Echocardiography was repeated at 3, 7 and 21 days after the induction of the heart attack. Blood, spleen and hearts were then harvested and the heart were stained with TTC staining of the hearts — TTC staining identifies dead versus live tissue. Live tissue stains a deep red color and dead tissue appears white.
Radiolabeled itMSCs preferentially homed to regions of myocardial injury. However, it must be admitted that the total number of the injected cells that engrafted in the myocardium was small. There was minimal homing in control mice that had been given stem cell infusions but were not given heart attacks. The size of the infarction was no different in the two groups as ascertained by TTC staining (28±3% for itMSC group vs. 25±3% for control group). As expected, control saline-treated mice with large infarcts that covered more than 25% of the left ventricle showed an increase in adverse compared to mice with smaller infarcts. However, mice treated with itMSCs did not demonstrate an increase in adverse remodeling, regardless of the size of their infarcts. This seems to demonstrate that itMSCs prevented the adverse LV remodeling occurring in mice with large infarcts.
Additionally, the heart wall thickness were greater in the itMSC group both during contraction and relaxation compared with the control group. Importantly, itMSC injection caused a significant decrease in splenic Natural Killer cells compared with control injection (2.6±0.13 vs. 3.4±0.36, p<0.04). This is important, because Natural Killer (NK) cells play a major role in post-heart attack inflammation and cause to good deal of the damage to the heart after a heart attack. Other experiments in cell culture showed that itMSCs significantly suppress NK cell proliferation as a consequence of the cocktail of molecules they secrete.
This study was predicated upon and entirely different strategy than the paradigms that have driven previous stem cell experiments.

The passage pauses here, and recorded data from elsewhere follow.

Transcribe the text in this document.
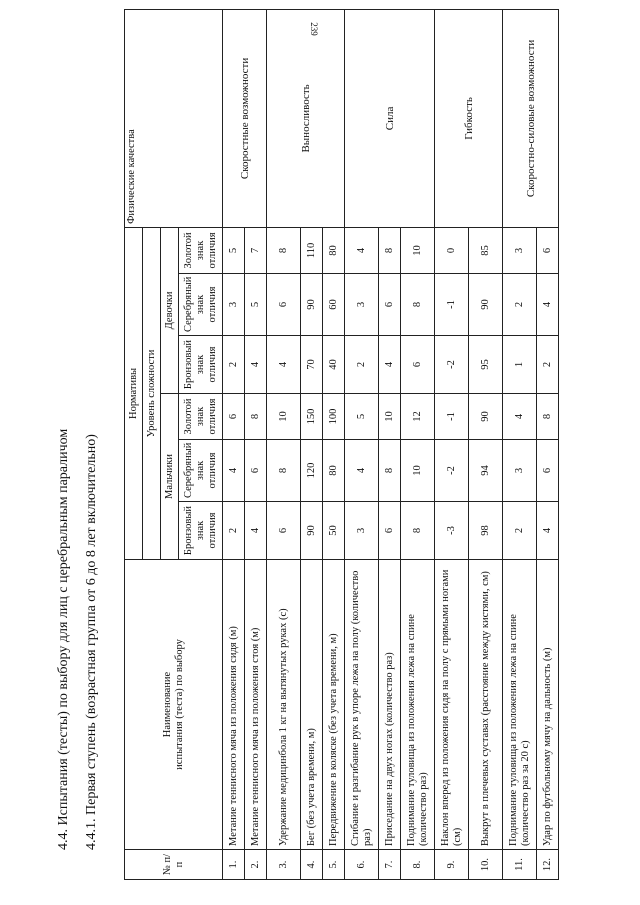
239
4.4. Испытания (тесты) по выбору для лиц с церебральным параличом 4.4.1. Первая ступень (возрастная группа от 6 до 8 лет включительно)
№ п/п	Наименование
испытания (теста) по выбору	Нормативы						Физические качества
		Уровень сложности						
		Мальчики			Девочки			
		Бронзовый знак отличия	Серебряный знак отличия	Золотой знак отличия	Бронзовый знак отличия	Серебряный знак отличия	Золотой знак отличия	
1.	Метание теннисного мяча из положения сидя (м)	2	4	6	2	3	5	Скоростные возможности
2.	Метание теннисного мяча из положения стоя (м)	4	6	8	4	5	7	
3.	Удержание медицинбола 1 кг на вытянутых руках (с)	6	8	10	4	6	8	Выносливость
4.	Бег (без учета времени, м)	90	120	150	70	90	110	
5.	Передвижение в коляске (без учета времени, м)	50	80	100	40	60	80	
6.	Сгибание и разгибание рук в упоре лежа на полу (количество раз)	3	4	5	2	3	4	Сила
7.	Приседание на двух ногах (количество раз)	6	8	10	4	6	8	
8.	Поднимание туловища из положения лежа на спине (количество раз)	8	10	12	6	8	10	
9.	Наклон вперед из положения сидя на полу с прямыми ногами (см)	-3	-2	-1	-2	-1	0	Гибкость
10.	Выкрут в плечевых суставах (расстояние между кистями, см)	98	94	90	95	90	85	
11.	Поднимание туловища из положения лежа на спине (количество раз за 20 с)	2	3	4	1	2	3	Скоростно-силовые возможности
12.	Удар по футбольному мячу на дальность (м)	4	6	8	2	4	6	
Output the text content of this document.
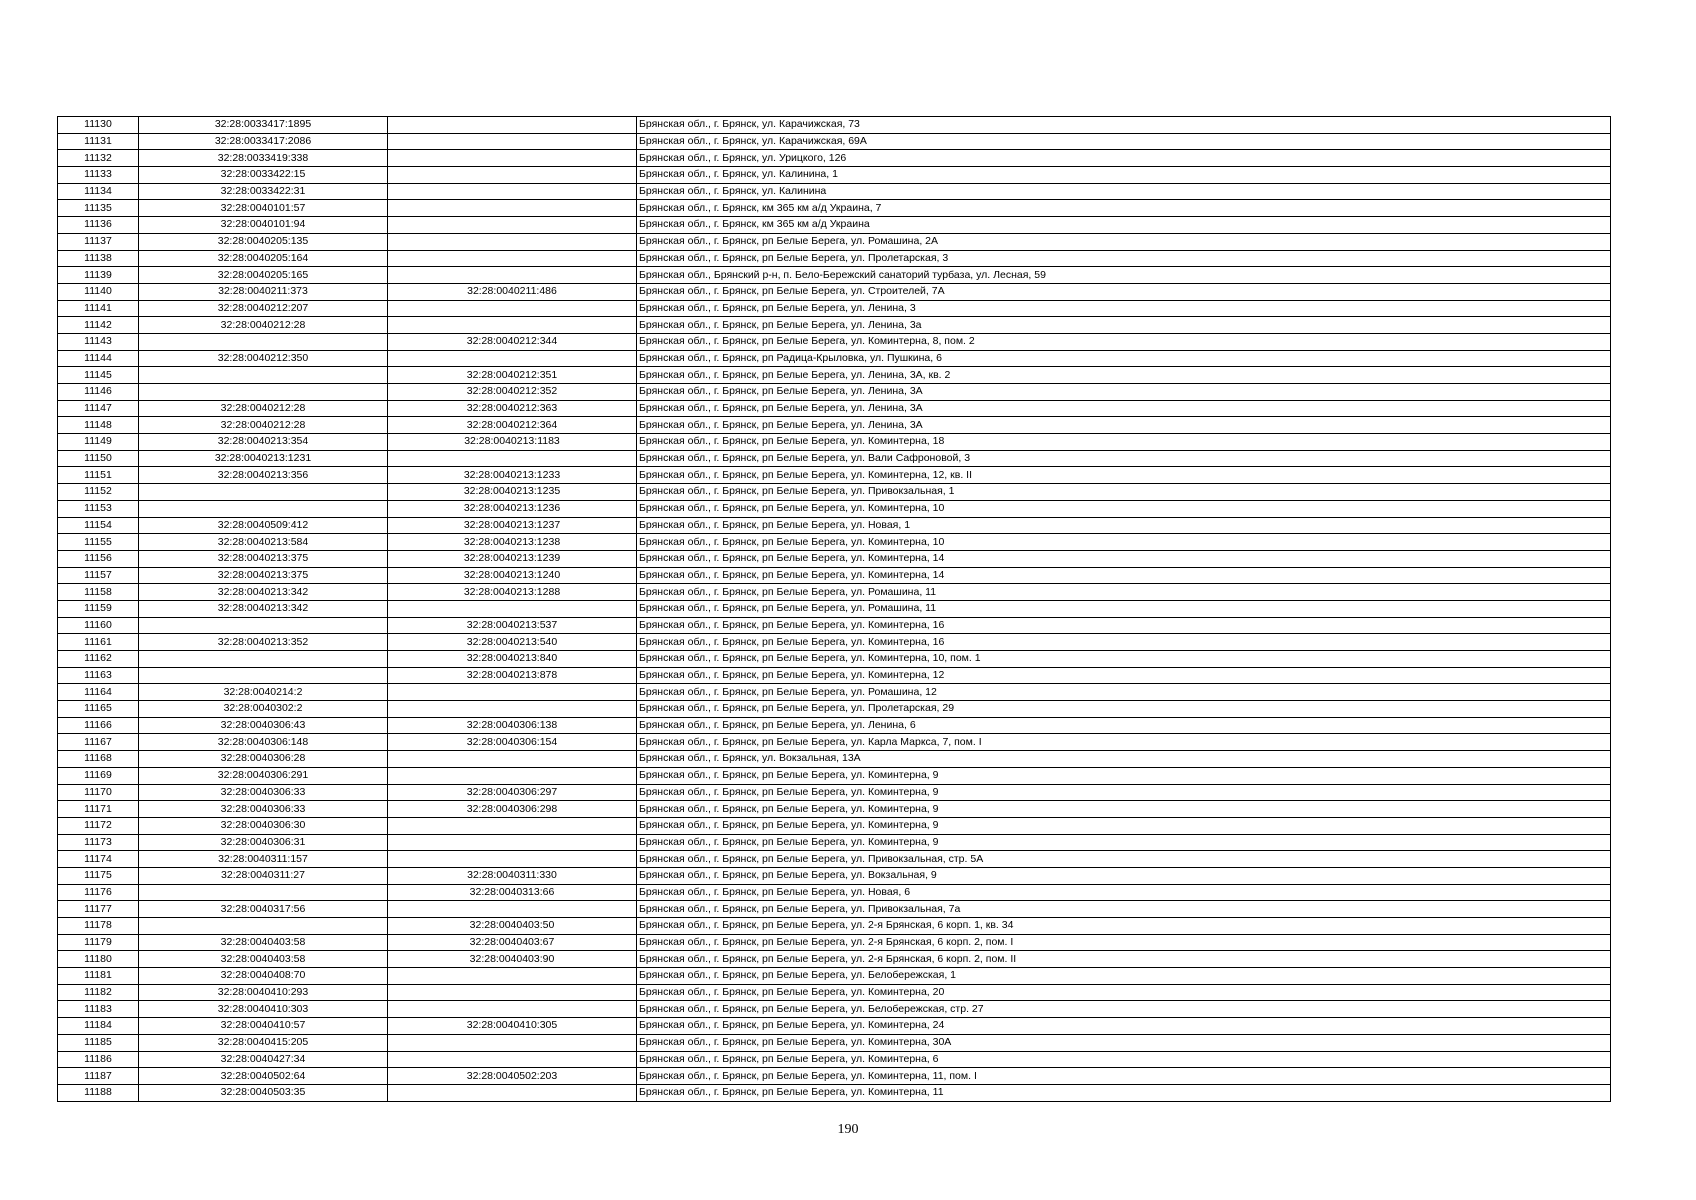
11130	32:28:0033417:1895		Брянская обл., г. Брянск, ул. Карачижская, 73
11131	32:28:0033417:2086		Брянская обл., г. Брянск, ул. Карачижская, 69А
11132	32:28:0033419:338		Брянская обл., г. Брянск, ул. Урицкого, 126
11133	32:28:0033422:15		Брянская обл., г. Брянск, ул. Калинина, 1
11134	32:28:0033422:31		Брянская обл., г. Брянск, ул. Калинина
11135	32:28:0040101:57		Брянская обл., г. Брянск, км 365 км а/д Украина, 7
11136	32:28:0040101:94		Брянская обл., г. Брянск, км 365 км а/д Украина
11137	32:28:0040205:135		Брянская обл., г. Брянск, рп Белые Берега, ул. Ромашина, 2А
11138	32:28:0040205:164		Брянская обл., г. Брянск, рп Белые Берега, ул. Пролетарская, 3
11139	32:28:0040205:165		Брянская обл., Брянский р-н, п. Бело-Бережский санаторий турбаза, ул. Лесная, 59
11140	32:28:0040211:373	32:28:0040211:486	Брянская обл., г. Брянск, рп Белые Берега, ул. Строителей, 7А
11141	32:28:0040212:207		Брянская обл., г. Брянск, рп Белые Берега, ул. Ленина, 3
11142	32:28:0040212:28		Брянская обл., г. Брянск, рп Белые Берега, ул. Ленина, 3а
11143		32:28:0040212:344	Брянская обл., г. Брянск, рп Белые Берега, ул. Коминтерна, 8, пом. 2
11144	32:28:0040212:350		Брянская обл., г. Брянск, рп Радица-Крыловка, ул. Пушкина, 6
11145		32:28:0040212:351	Брянская обл., г. Брянск, рп Белые Берега, ул. Ленина, 3А, кв. 2
11146		32:28:0040212:352	Брянская обл., г. Брянск, рп Белые Берега, ул. Ленина, 3А
11147	32:28:0040212:28	32:28:0040212:363	Брянская обл., г. Брянск, рп Белые Берега, ул. Ленина, 3А
11148	32:28:0040212:28	32:28:0040212:364	Брянская обл., г. Брянск, рп Белые Берега, ул. Ленина, 3А
11149	32:28:0040213:354	32:28:0040213:1183	Брянская обл., г. Брянск, рп Белые Берега, ул. Коминтерна, 18
11150	32:28:0040213:1231		Брянская обл., г. Брянск, рп Белые Берега, ул. Вали Сафроновой, 3
11151	32:28:0040213:356	32:28:0040213:1233	Брянская обл., г. Брянск, рп Белые Берега, ул. Коминтерна, 12, кв. II
11152		32:28:0040213:1235	Брянская обл., г. Брянск, рп Белые Берега, ул. Привокзальная, 1
11153		32:28:0040213:1236	Брянская обл., г. Брянск, рп Белые Берега, ул. Коминтерна, 10
11154	32:28:0040509:412	32:28:0040213:1237	Брянская обл., г. Брянск, рп Белые Берега, ул. Новая, 1
11155	32:28:0040213:584	32:28:0040213:1238	Брянская обл., г. Брянск, рп Белые Берега, ул. Коминтерна, 10
11156	32:28:0040213:375	32:28:0040213:1239	Брянская обл., г. Брянск, рп Белые Берега, ул. Коминтерна, 14
11157	32:28:0040213:375	32:28:0040213:1240	Брянская обл., г. Брянск, рп Белые Берега, ул. Коминтерна, 14
11158	32:28:0040213:342	32:28:0040213:1288	Брянская обл., г. Брянск, рп Белые Берега, ул. Ромашина, 11
11159	32:28:0040213:342		Брянская обл., г. Брянск, рп Белые Берега, ул. Ромашина, 11
11160		32:28:0040213:537	Брянская обл., г. Брянск, рп Белые Берега, ул. Коминтерна, 16
11161	32:28:0040213:352	32:28:0040213:540	Брянская обл., г. Брянск, рп Белые Берега, ул. Коминтерна, 16
11162		32:28:0040213:840	Брянская обл., г. Брянск, рп Белые Берега, ул. Коминтерна, 10, пом. 1
11163		32:28:0040213:878	Брянская обл., г. Брянск, рп Белые Берега, ул. Коминтерна, 12
11164	32:28:0040214:2		Брянская обл., г. Брянск, рп Белые Берега, ул. Ромашина, 12
11165	32:28:0040302:2		Брянская обл., г. Брянск, рп Белые Берега, ул. Пролетарская, 29
11166	32:28:0040306:43	32:28:0040306:138	Брянская обл., г. Брянск, рп Белые Берега, ул. Ленина, 6
11167	32:28:0040306:148	32:28:0040306:154	Брянская обл., г. Брянск, рп Белые Берега, ул. Карла Маркса, 7, пом. I
11168	32:28:0040306:28		Брянская обл., г. Брянск, ул. Вокзальная, 13А
11169	32:28:0040306:291		Брянская обл., г. Брянск, рп Белые Берега, ул. Коминтерна, 9
11170	32:28:0040306:33	32:28:0040306:297	Брянская обл., г. Брянск, рп Белые Берега, ул. Коминтерна, 9
11171	32:28:0040306:33	32:28:0040306:298	Брянская обл., г. Брянск, рп Белые Берега, ул. Коминтерна, 9
11172	32:28:0040306:30		Брянская обл., г. Брянск, рп Белые Берега, ул. Коминтерна, 9
11173	32:28:0040306:31		Брянская обл., г. Брянск, рп Белые Берега, ул. Коминтерна, 9
11174	32:28:0040311:157		Брянская обл., г. Брянск, рп Белые Берега, ул. Привокзальная, стр. 5А
11175	32:28:0040311:27	32:28:0040311:330	Брянская обл., г. Брянск, рп Белые Берега, ул. Вокзальная, 9
11176		32:28:0040313:66	Брянская обл., г. Брянск, рп Белые Берега, ул. Новая, 6
11177	32:28:0040317:56		Брянская обл., г. Брянск, рп Белые Берега, ул. Привокзальная, 7а
11178		32:28:0040403:50	Брянская обл., г. Брянск, рп Белые Берега, ул. 2-я Брянская, 6 корп. 1, кв. 34
11179	32:28:0040403:58	32:28:0040403:67	Брянская обл., г. Брянск, рп Белые Берега, ул. 2-я Брянская, 6 корп. 2, пом. I
11180	32:28:0040403:58	32:28:0040403:90	Брянская обл., г. Брянск, рп Белые Берега, ул. 2-я Брянская, 6 корп. 2, пом. II
11181	32:28:0040408:70		Брянская обл., г. Брянск, рп Белые Берега, ул. Белобережская, 1
11182	32:28:0040410:293		Брянская обл., г. Брянск, рп Белые Берега, ул. Коминтерна, 20
11183	32:28:0040410:303		Брянская обл., г. Брянск, рп Белые Берега, ул. Белобережская, стр. 27
11184	32:28:0040410:57	32:28:0040410:305	Брянская обл., г. Брянск, рп Белые Берега, ул. Коминтерна, 24
11185	32:28:0040415:205		Брянская обл., г. Брянск, рп Белые Берега, ул. Коминтерна, 30А
11186	32:28:0040427:34		Брянская обл., г. Брянск, рп Белые Берега, ул. Коминтерна, 6
11187	32:28:0040502:64	32:28:0040502:203	Брянская обл., г. Брянск, рп Белые Берега, ул. Коминтерна, 11, пом. I
11188	32:28:0040503:35		Брянская обл., г. Брянск, рп Белые Берега, ул. Коминтерна, 11
190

The vast majority of previous stem cell experiments assumed that implanted stem cells improve cardiac outcomes by regenerating heart tissue or by stimulating endogenous stem cell populations to engraft into the myocardium and regenerate the damaged heart. Thus, the greater the number of stem cells that engraft into the heart, the better.
In this study, a different paradigm was being tested. In this case, IV delivery results in very low numbers of cells engrafting into the damaged myocardium. However, the stem cells are not expected to contribute to myocardial regeneration; instead they are expected to stem the excessive immune or inflammatory responses that cause the progressive deterioration of the heart that dogs heart attack patients. In this study, the authors wished to examine if IV administered itMSCs grown under chronic hypoxic conditions could improve myocardial function and adverse remodeling, and if a functional benefit occurs, does the anti-inflammatory effects of itMSCs play an important mechanistic role in this improvement. In this study, both hypotheses seem to be valid.
CardioCell’s itMSCs secrete higher levels of growth factors and other important proteins associated with neoangiogenesis and healing and also seem to home to damaged tissues better than MSCs grown under normal conditions. This preclinical study might provide fodder for further experiments and discussions in the months and years to come.